Milanesi told me she thinks Apple will also further integrate iOS in the car with HomeKit, so home automation can continue while driving. Imagine, in 2015 you could be connected to Apple at work, on the road and at home.
Apple should take the next big step in health and HealthKit next year, delivering on some of the promise it offered at WWDC in 2014.
Phase two will come when Apple Watch arrives in the spring. Apple’s first wearable is a powerful fitness tracker that will be tired directly to the Health app in iOS 8.
Bajarin, though, thinks this is just the beginning.
Right now, we have the Health App, which is tracking steps and flights climbed, but we know Apple’s vision for digital health management is far grander. The company has already launched partnerships with major healthcare providers, such as the Mayo Clinic, though we have yet to see the necessary monitoring hardware and actual HealthKit integration. A lot of that should arrive and go online in 2015.
“Apple, I believe, will eventually become one of the most important companies in healthcare,”
“Apple, I believe, will eventually become one of the most important companies in healthcare,” said Bajarin, who thinks the company’s desire to help people track and manage their health digitally goes all the way back to the late Steve Jobs. “Apple’s role in health is Steve’s last great gift to mankind. I believe, it all came out of his illness. There has to be a better way to monitor one’s health and automate the interaction with the healthcare system.”
For McQuivey, Apple’s health and wearable push is potentially part of a larger strategy: “I think Apple needs to make a play for the body, for your personal space, your personal relationship with Siri, your personal sense of who you are. Because from that base, they could then figure out how to get to your digital home and workspace. Once Apple instruments your whole body, it’s easier to access the other parts of your life.”
- Don’t expect Apple to dive into the content game any time soon. It’ll be happy to let Amazon pour money into a business with, according to McQuivey, “terrible margins.”
- Apple TV will not be a thing. The company will significantly upgrade its Apple TV set-top box, but will not introduce and entire TV set.
- OSX will get an update that will push it even closer to iOS, but it won’t be as significant as Mountain Lion or even Yosemite.
- Apple Watch will arrive and prove to be Apple’s biggest test.
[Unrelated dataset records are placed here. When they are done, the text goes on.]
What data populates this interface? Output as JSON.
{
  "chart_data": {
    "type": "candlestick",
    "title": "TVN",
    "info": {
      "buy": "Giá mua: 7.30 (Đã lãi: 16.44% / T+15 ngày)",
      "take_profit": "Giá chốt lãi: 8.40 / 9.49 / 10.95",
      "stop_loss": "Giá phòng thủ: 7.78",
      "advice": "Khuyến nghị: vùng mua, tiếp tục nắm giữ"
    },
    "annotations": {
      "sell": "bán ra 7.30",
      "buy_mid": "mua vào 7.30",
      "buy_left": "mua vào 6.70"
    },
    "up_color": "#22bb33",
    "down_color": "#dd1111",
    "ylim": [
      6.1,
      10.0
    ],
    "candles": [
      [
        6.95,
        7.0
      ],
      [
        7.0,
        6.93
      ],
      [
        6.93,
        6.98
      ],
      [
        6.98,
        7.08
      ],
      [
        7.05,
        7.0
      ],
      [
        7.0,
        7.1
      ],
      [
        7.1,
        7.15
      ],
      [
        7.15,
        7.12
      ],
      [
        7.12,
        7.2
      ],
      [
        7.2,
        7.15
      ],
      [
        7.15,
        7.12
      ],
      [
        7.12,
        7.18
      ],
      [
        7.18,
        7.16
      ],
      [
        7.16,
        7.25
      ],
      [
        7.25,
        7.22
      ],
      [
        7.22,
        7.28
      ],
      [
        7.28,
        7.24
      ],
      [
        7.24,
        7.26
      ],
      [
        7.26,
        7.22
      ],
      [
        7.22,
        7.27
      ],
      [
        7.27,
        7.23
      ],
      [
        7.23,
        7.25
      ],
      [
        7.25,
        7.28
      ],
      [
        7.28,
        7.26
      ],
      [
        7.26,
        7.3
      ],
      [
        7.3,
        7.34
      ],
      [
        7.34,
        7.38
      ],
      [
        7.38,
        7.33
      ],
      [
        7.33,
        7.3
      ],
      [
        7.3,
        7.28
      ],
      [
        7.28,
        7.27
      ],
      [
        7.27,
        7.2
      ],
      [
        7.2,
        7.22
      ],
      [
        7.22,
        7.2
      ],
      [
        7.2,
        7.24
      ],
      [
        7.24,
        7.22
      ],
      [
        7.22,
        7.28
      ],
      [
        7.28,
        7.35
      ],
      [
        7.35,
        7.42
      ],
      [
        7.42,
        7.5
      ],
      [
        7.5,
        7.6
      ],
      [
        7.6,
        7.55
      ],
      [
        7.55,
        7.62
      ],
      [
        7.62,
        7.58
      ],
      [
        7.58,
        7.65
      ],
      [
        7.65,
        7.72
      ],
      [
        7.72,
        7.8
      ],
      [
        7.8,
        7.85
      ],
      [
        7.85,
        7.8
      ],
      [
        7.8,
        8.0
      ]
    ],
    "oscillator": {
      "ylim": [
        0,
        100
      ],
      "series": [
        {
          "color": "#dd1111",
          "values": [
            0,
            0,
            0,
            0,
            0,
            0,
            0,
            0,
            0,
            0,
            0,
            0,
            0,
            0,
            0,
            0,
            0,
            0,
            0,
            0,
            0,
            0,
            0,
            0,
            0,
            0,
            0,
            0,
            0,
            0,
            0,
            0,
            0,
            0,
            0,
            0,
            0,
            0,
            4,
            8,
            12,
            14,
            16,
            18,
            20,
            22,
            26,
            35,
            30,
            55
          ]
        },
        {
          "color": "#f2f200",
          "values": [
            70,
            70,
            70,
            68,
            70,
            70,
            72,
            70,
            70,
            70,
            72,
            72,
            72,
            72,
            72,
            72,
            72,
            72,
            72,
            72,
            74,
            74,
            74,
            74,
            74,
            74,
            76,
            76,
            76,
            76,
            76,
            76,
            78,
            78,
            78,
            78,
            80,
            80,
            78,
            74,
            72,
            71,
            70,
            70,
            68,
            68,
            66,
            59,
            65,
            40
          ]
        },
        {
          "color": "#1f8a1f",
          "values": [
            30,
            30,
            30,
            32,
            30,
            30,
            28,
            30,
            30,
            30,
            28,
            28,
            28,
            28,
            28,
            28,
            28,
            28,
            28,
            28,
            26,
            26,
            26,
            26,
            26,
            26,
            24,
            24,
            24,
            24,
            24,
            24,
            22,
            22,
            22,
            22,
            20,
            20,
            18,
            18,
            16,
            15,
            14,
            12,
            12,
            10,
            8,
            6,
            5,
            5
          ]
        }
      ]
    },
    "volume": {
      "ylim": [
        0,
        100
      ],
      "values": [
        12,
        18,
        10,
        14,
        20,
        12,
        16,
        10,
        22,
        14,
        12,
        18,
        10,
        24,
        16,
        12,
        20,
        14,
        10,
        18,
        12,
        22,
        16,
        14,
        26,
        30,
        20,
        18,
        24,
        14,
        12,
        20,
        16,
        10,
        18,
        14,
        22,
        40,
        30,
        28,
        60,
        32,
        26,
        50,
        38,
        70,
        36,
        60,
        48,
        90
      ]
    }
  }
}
Wearables is a tough, tough category, and this device will likely be either one of Apple’s biggest hits or a G4 Cube-caliber flop.
- Apple Pay will win the day, and more and more retailers will give in and enable NFC.
- Apple will also open NFC to third-party companies for integration and communication with smart home devices and wireless chargers.
- Apple’s new campus construction, which is taking shape in Cupertino, should cruise past the halfway point, but don’t expect the spaceship campus to open its doors until 2016.
- Apple might shift its retail approach in 2015, especially if Angela Ahrendts finally starts to put her imprint on Apple retail, online and off.